Header Ads

Menurut Saya Buya Hamka Bukan Hanya Ulama, Dia Tokoh Jurnalis Nasional!

JUJUR saya malah baru ngeh kalau Buya Hamka itu multitalent banget. Ulama iya, sastrawan iya, jurnalis iya, aktivis iya juga, bahkan sampai pernah turun berperang gitu. Luar biasa sih.

Oleh: Bhanu Swara Kawula

cuplikan film Buya Hamka | pilar.id
Namun dari semua itu, saya tertarik dengan kiprah Buya Hamka sebagai seorang jurnalis. Ya, jurnalis. Ternyata beliau bukan jurnalis "kaleng-kaleng" lho ya. Asli.  Haji Abdul Malik Karim Amrullah yang disingkat menjadi HAMKA adalah nama aslinya. Ia dilahirkan 17 Februari 1908 di Kampung Molek, Maninjau, Sumatera Barat.

Rekam jejak Buya Hamka sebagai seorang jurnalis, redaktur di media massa tidak perlu anda pertanyakan lagi. Ia merupakan penulis ulung dengan pemikiran yang membuka wawasan rakyat Indonesia kala itu.

Tercatat ia pernah menjadi pemimpin redaksi (Pemred) majalah Pedoman Masjarakat di tahun 1936 hingga 1942. Saat menjadi pemred, Buya Hamka membawa Pedoman Masjarakat menjadi majalah dengan oplah hingga 4.000 eksemplar. Menjadi majalah dengan oplah terbesar di Indonesia saat itu. Tersebar pula hingga negara tetangga seperi Malaysia dan Singapura.

Boleh dibilang, saat itu, Buya Hamka sudah menjadi "penggerak" media massa kelas nasional. Pembaca majalahnya tersebar di nusantara. Pengaruhnya besar dalam membuka wawasan rakyat, hingga sempat ditutup paksa oleh kolonial Belanda.

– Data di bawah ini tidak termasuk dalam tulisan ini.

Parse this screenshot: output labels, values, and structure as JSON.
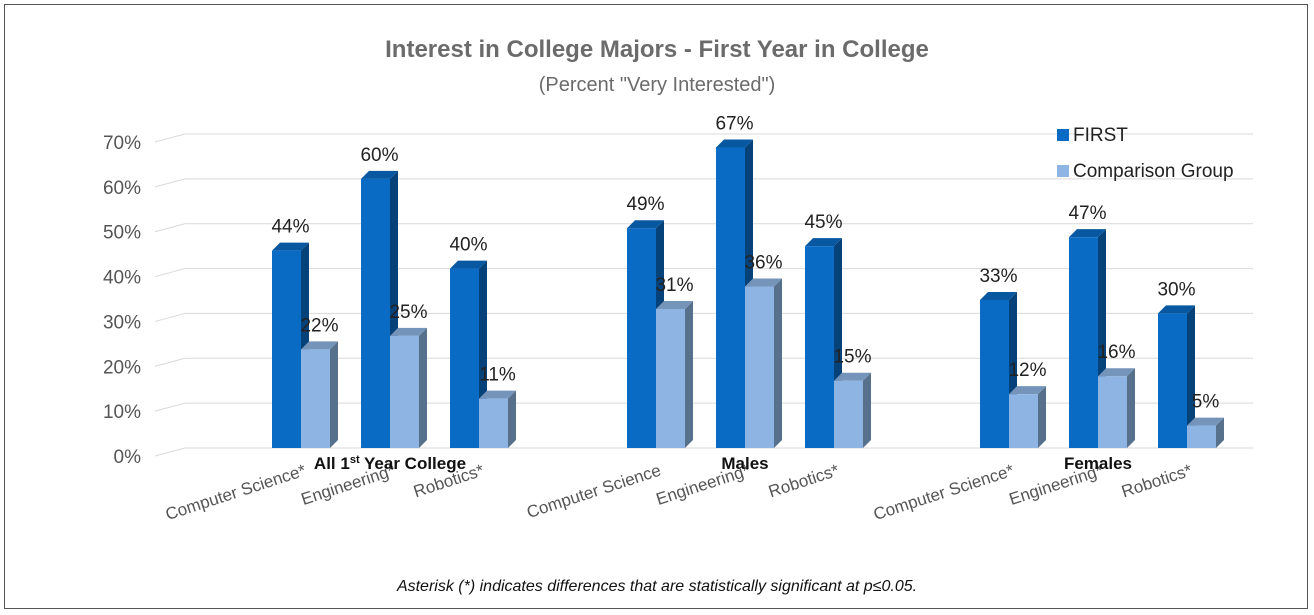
{
  "chart_data": {
    "type": "bar",
    "title": "Interest in College Majors - First Year in College",
    "subtitle": "(Percent \"Very Interested\")",
    "y_ticks": [
      "0%",
      "10%",
      "20%",
      "30%",
      "40%",
      "50%",
      "60%",
      "70%"
    ],
    "ylim": [
      0,
      70
    ],
    "grid": true,
    "legend_position": "top-right",
    "groups": [
      {
        "label": "All 1st Year College",
        "label_main": "All 1",
        "label_sup": "st",
        "label_rest": " Year College",
        "categories": [
          "Computer Science*",
          "Engineering*",
          "Robotics*"
        ],
        "FIRST": [
          44,
          60,
          40
        ],
        "Comparison Group": [
          22,
          25,
          11
        ]
      },
      {
        "label": "Males",
        "label_main": "Males",
        "label_sup": "",
        "label_rest": "",
        "categories": [
          "Computer Science",
          "Engineering*",
          "Robotics*"
        ],
        "FIRST": [
          49,
          67,
          45
        ],
        "Comparison Group": [
          31,
          36,
          15
        ]
      },
      {
        "label": "Females",
        "label_main": "Females",
        "label_sup": "",
        "label_rest": "",
        "categories": [
          "Computer Science*",
          "Engineering*",
          "Robotics*"
        ],
        "FIRST": [
          33,
          47,
          30
        ],
        "Comparison Group": [
          12,
          16,
          5
        ]
      }
    ],
    "series": [
      {
        "name": "FIRST",
        "color": "#0a6bc4"
      },
      {
        "name": "Comparison Group",
        "color": "#8db4e2"
      }
    ],
    "note": "Asterisk (*) indicates differences that are statistically significant at p≤0.05."
  }
}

Beliau juga tidak ujuk-ujuk secara instant menjadi seorang pemred yang mampu mengangkat oplah medianya jadi sedimikan bagus. Sebelumnya Buya Hamka juga sudah banyak terlibat dalam dunia jurnalistik, baik di Sumatera maupun di Makassar ketika ia bergerak lewat Muhammadiyah di sana.

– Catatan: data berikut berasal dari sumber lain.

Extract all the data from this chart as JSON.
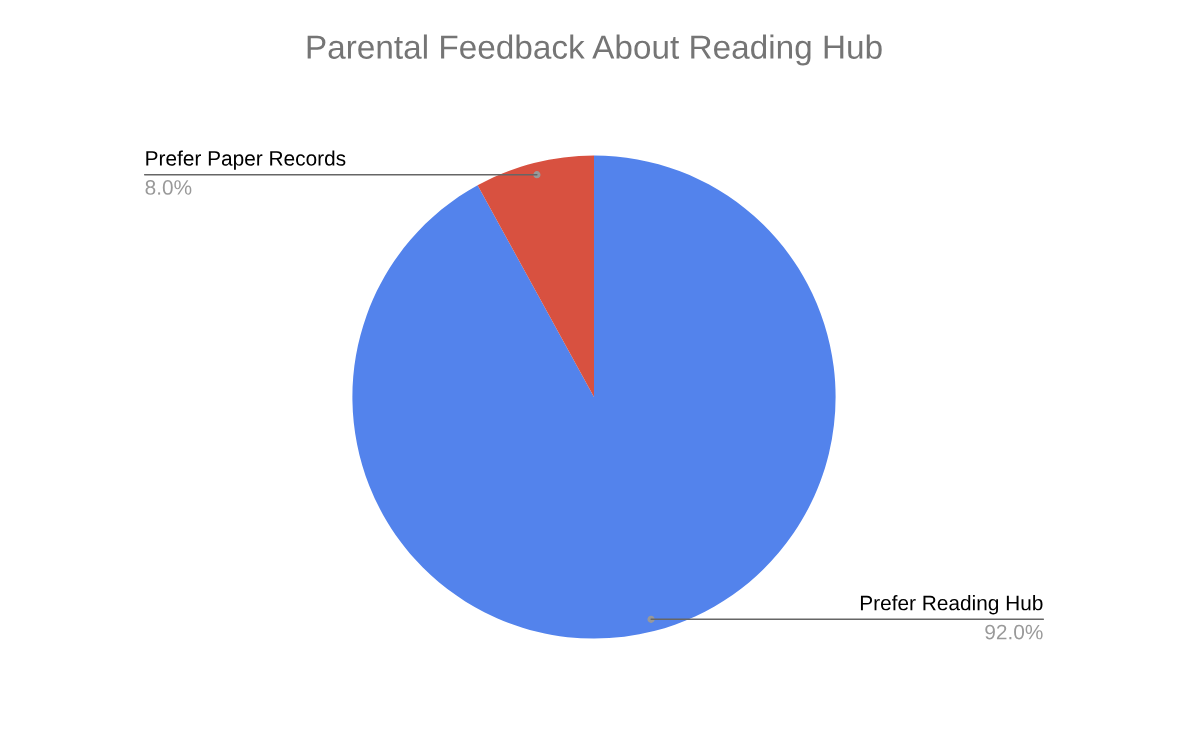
{
  "chart_data": {
    "type": "pie",
    "title": "Parental Feedback About Reading Hub",
    "categories": [
      "Prefer Reading Hub",
      "Prefer Paper Records"
    ],
    "values": [
      92.0,
      8.0
    ],
    "colors": [
      "#5383ec",
      "#d85140"
    ],
    "value_labels": [
      "92.0%",
      "8.0%"
    ],
    "legend": false
  }
}
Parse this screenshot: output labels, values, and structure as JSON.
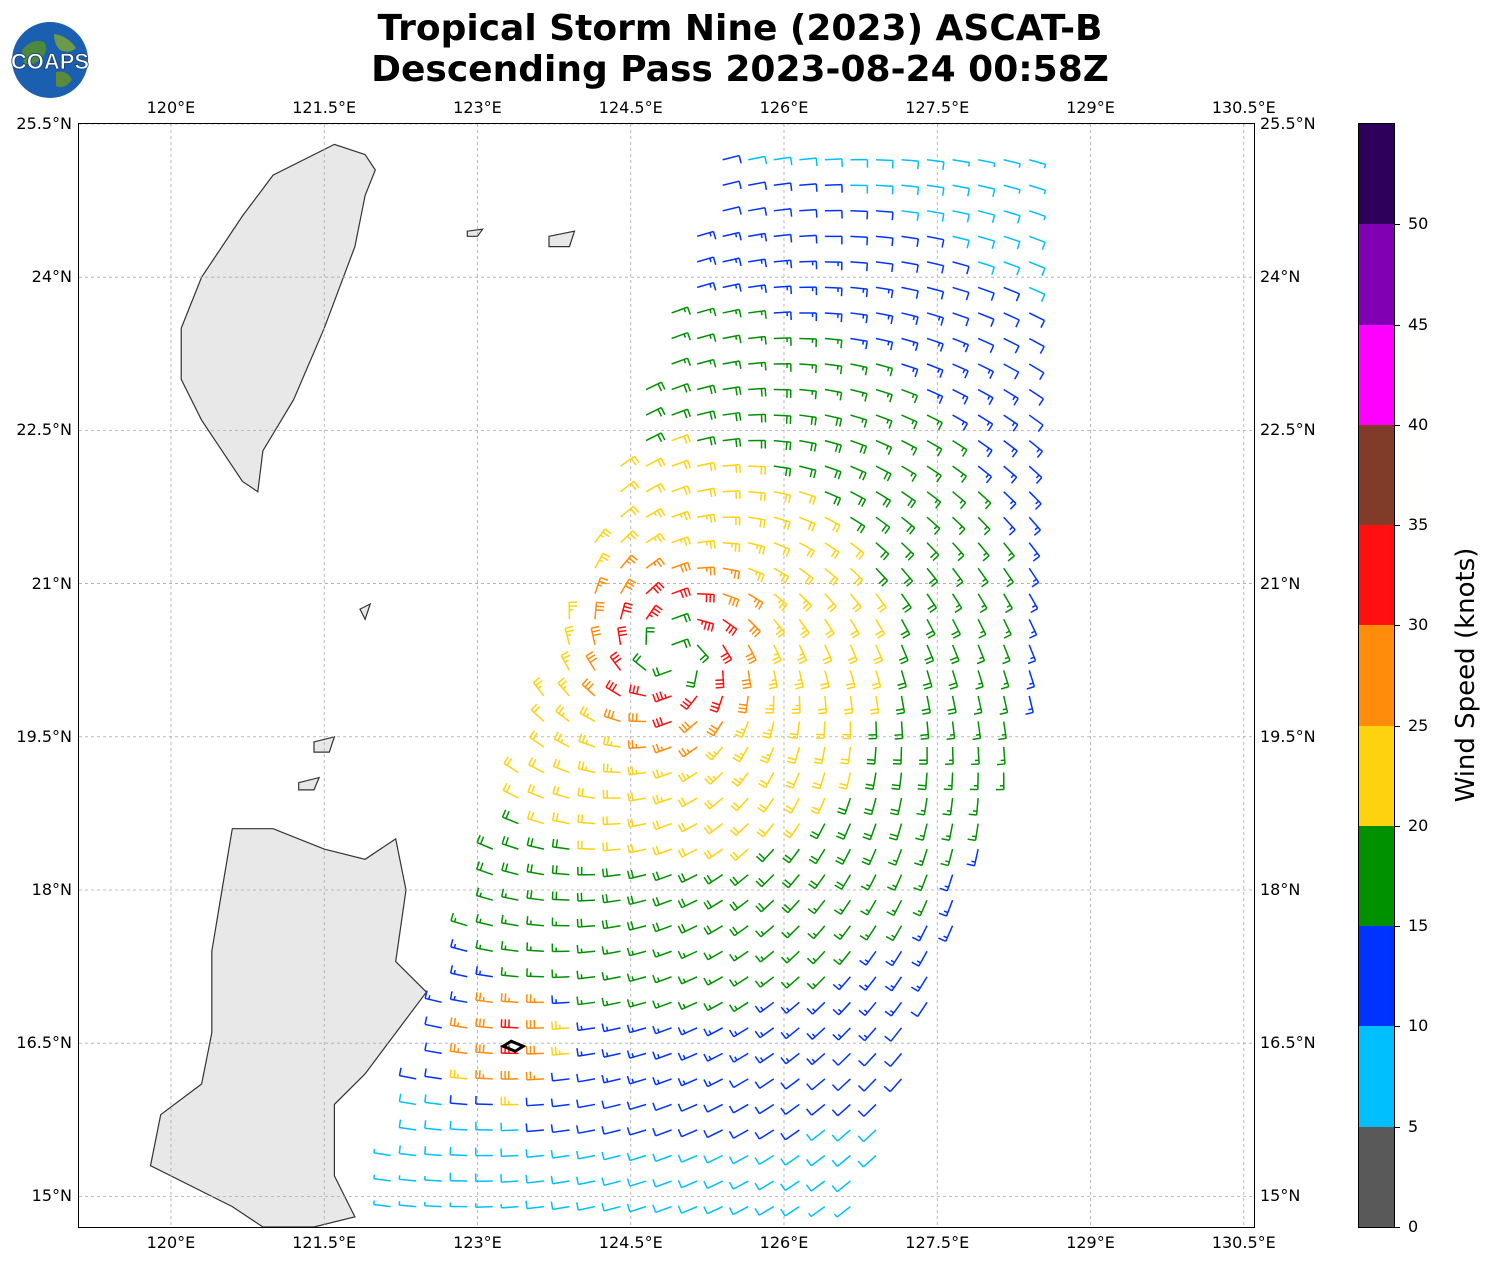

Ada beberapa majalah yang ia terbitkan sebelum munculnya Pedoman Masjarakat itu. Seperti pernah dituliskan oleh Bambang Galih Setiawan dalam esainya berjudul Tulisan yang Mempertemukan Hamka.  Ada majalah Khatibuh Ummah (1925) hanya tiga keluaran, lalu majalah Kemauan Zaman (1929) lima keluaran, Majalah al Mahdi di Makassar (1939) hanya sembilan keluaran, yang akhirnya tutup sebab kekurangan modal dan mendapat beberapa permasalahan.

Bukan hal yang gampang lho untuk menjadi seorang pemimpin redaksi di sebuah majalah dengan terbitan cetak pada massa itu. Harus benar-benar teliti dan minimal memiliki kemampuan mengorganisir tulisan-tulisan serta liputan menjadi berdaya tarik kepada pembaca. Selain kepada kemampuan dasar berupa proses editing tulisan dan menulis yang juga tidak bisa sembarangan.

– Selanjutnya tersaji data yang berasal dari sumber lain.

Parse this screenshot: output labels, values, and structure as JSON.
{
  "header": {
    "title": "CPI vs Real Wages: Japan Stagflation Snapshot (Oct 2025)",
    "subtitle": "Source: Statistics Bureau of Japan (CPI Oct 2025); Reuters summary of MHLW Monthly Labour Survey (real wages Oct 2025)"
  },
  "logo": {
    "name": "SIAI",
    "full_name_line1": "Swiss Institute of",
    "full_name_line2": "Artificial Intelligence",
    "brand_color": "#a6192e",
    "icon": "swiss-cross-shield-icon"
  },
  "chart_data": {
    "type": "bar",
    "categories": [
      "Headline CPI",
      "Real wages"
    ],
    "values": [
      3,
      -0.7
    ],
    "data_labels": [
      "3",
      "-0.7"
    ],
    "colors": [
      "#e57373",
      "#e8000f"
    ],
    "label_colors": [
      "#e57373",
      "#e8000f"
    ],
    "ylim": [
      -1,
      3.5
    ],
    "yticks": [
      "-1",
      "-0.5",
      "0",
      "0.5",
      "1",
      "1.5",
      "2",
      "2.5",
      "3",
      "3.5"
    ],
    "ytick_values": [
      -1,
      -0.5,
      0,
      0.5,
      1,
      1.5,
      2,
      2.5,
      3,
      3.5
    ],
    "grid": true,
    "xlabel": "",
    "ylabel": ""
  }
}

Saya kira, tidak banyak yang tau, dari sini, bahwa Buya Hamka boleh dibilang adalah seorang tokoh jurnalis nasional. Kebanyakan kita mengetahui beliau adalah seorang ulama dan sastrawan. Jarang yang tau kalau beliau sebenarnya juga adalah tokoh jurnalis nasional Indonesia di massa perjuangan kemerdekan negeri ini.

Dikala menonton film Buya Hamka, saya jadi termotivasi untuk bergerak di bidang jurnalistik. Apalagi di tengah media massa kebanyakan hari ini, yang kalau tidak dikuasai oleh pemilik modal sekaligus politisi, bisa jadi menjadi alat kapital saja untuk mengeruk pundi uang dari iklan.